Em maio de 2025, Amira iniciou uma das jornadas mais perigosas possíveis: uma fuga de zona de guerra no Sudão, grávida de sete meses. Sua cidade, En Nahud, no Estado de Kordofan Ocidental, havia caído nas mãos das Forças de Apoio Rápido (RSF), um grupo paramilitar em conflito com o Exército sudanês.
A decisão arriscada de partir
A fuga de zona de guerra se tornou a única opção viável para Amira. Hospitais e farmácias haviam fechado, e os meios de transporte escasseavam. Além disso, o avanço das milícias aumentava o risco para civis, especialmente para quem, como ela, pertencia a grupos étnicos alvo de perseguição.
Portanto, mesmo com o risco imenso, ela embarcou em um caminhão superlotado com cerca de 80 pessoas. No entanto, o perigo começou logo no início da viagem.
Confrontos e ameaças no trajeto
Segundo relatos de Amira, o motorista do caminhão, ligado à RSF, sacou uma arma ao se envolver em uma briga por assentos. A tensão era tanta que passageiros e familiares do jovem ameaçado imploravam para que ele não atirasse. Felizmente, a situação se acalmou, mas o jovem foi deixado para trás.

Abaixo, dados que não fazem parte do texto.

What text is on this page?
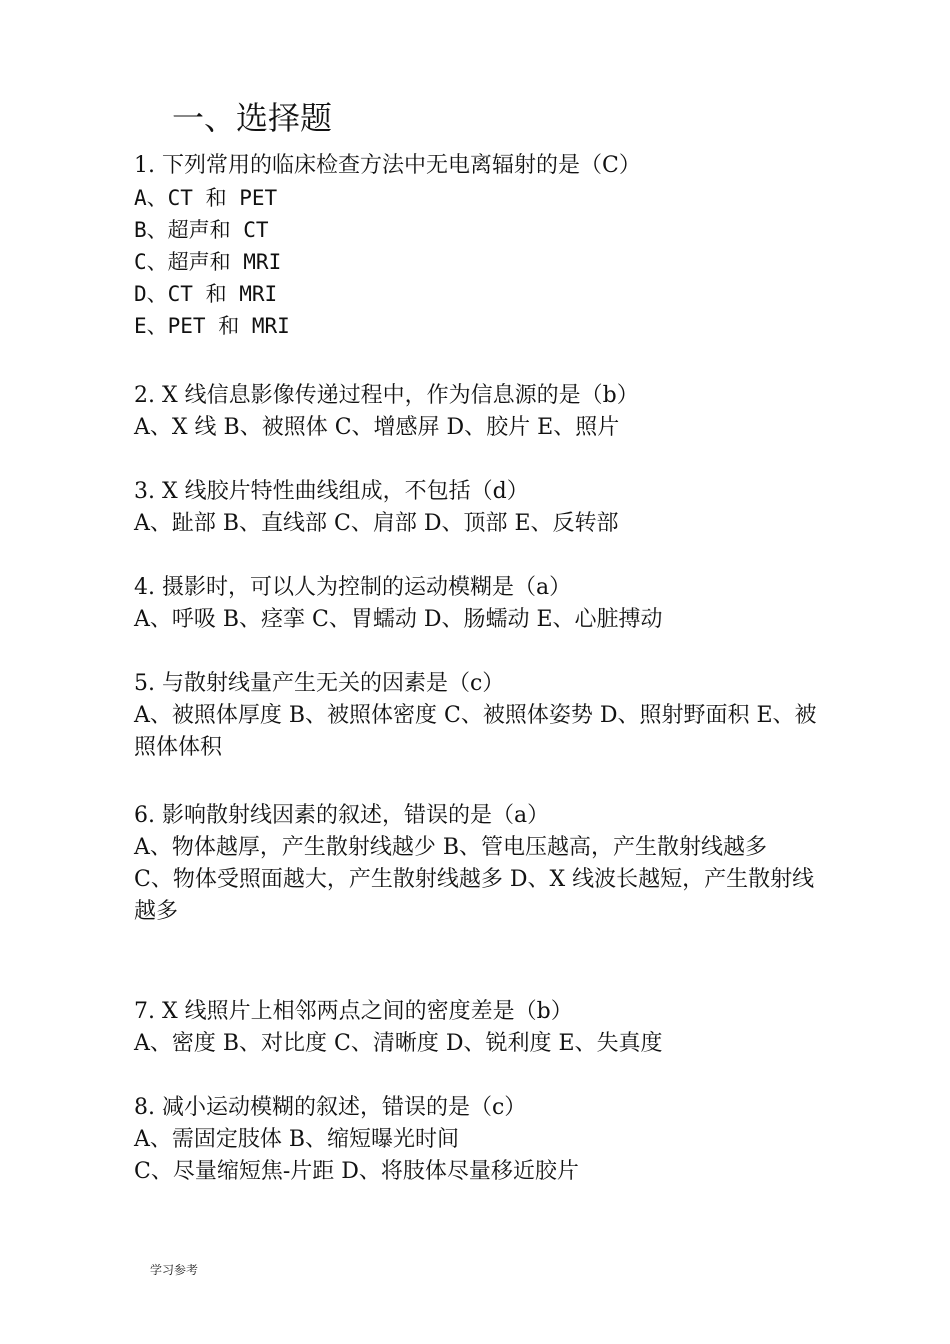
一、选择题
1. 下列常用的临床检查方法中无电离辐射的是（C）
A、CT 和 PET
B、超声和 CT
C、超声和 MRI
D、CT 和 MRI
E、PET 和 MRI
2. X 线信息影像传递过程中，作为信息源的是（b）
A、X 线 B、被照体 C、增感屏 D、胶片 E、照片
3. X 线胶片特性曲线组成，不包括（d）
A、趾部 B、直线部 C、肩部 D、顶部 E、反转部
4. 摄影时，可以人为控制的运动模糊是（a）
A、呼吸 B、痉挛 C、胃蠕动 D、肠蠕动 E、心脏搏动
5. 与散射线量产生无关的因素是（c）
A、被照体厚度 B、被照体密度 C、被照体姿势 D、照射野面积 E、被照体体积
6. 影响散射线因素的叙述，错误的是（a）
A、物体越厚，产生散射线越少 B、管电压越高，产生散射线越多
C、物体受照面越大，产生散射线越多 D、X 线波长越短，产生散射线越多
7. X 线照片上相邻两点之间的密度差是（b）
A、密度 B、对比度 C、清晰度 D、锐利度 E、失真度
8. 减小运动模糊的叙述，错误的是（c）
A、需固定肢体 B、缩短曝光时间
C、尽量缩短焦-片距 D、将肢体尽量移近胶片
学习参考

Além disso, os veículos que transportavam os refugiados frequentemente quebravam. As estradas estavam em condições precárias, e a falta de combustível e água agravava ainda mais o cenário de desespero.
A pressão étnica e os abusos sistemáticos
Ao longo da rota, Amira testemunhou e sofreu os efeitos da perseguição étnica. Seu marido, embora funcionário público e sem envolvimento com a RSF, pertencia a um grupo considerado inimigo pelos combatentes. Isso bastava para colocá-lo em risco.
Portanto, a família evitou parar por muito tempo em cidades como el-Fula, onde o Exército sudanês atacava civis com base em suspeitas de colaboração com a RSF. A ONU já confirmou relatos de execuções extrajudiciais e perseguições sistemáticas.
Controles ilegais e extorsões em massa
Durante a fuga de zona de guerra, os viajantes enfrentaram postos de controle onde eram obrigados a pagar taxas irregulares. Os próprios motoristas, muitos armados e ligados à RSF, decidiam os preços de forma arbitrária. Além disso, mesmo com escoltas pagas, novas cobranças eram exigidas.
A comida era escassa e cara. A água, racionada. Em certos momentos, os refugiados chegavam a beber de poças. Em um trecho da viagem, um pneu estourou em uma floresta de acácias, e os passageiros ficaram presos por horas. Amira confessou: “Juro por Deus que achei que morreria ali”.
O uso controlado da internet e a constante vigilância
Até mesmo o acesso à internet, por meio de um dispositivo Starlink controlado pela RSF, era perigoso. Qualquer menção ao Exército ou visualização de conteúdo considerado inadequado poderia resultar em prisão imediata.
Apesar disso, Amira conseguiu manter contato com o mundo exterior e documentou boa parte da viagem em um diário de áudio, compartilhado posteriormente com a organização Avaaz.
O fim da jornada e o novo recomeço
Após dias exaustivos, inundações, veículos atolados e inúmeras trocas de transporte, Amira e seu marido chegaram a Juba, capital do Sudão do Sul. De lá, seguiram para Kampala, em Uganda, onde aguardam o nascimento do bebê.
Em segurança, a jovem enfrenta agora uma nova ansiedade: dar à luz longe da família. “Tenho muito medo. É meu primeiro bebê, e não terei minha mãe comigo”, revelou.
Um futuro incerto
Apesar de ativista dos direitos humanos e pró-democracia, Amira não vê futuro no Sudão nos próximos anos. Ela afirma: “Espero que a situação melhore. Mas nada será como antes”.
A fuga de zona de guerra de Amira é um testemunho vívido do sofrimento civil em um dos conflitos mais silenciados do mundo. Sua história é um alerta sobre os riscos enfrentados por mulheres, crianças e civis em geral em zonas de combate.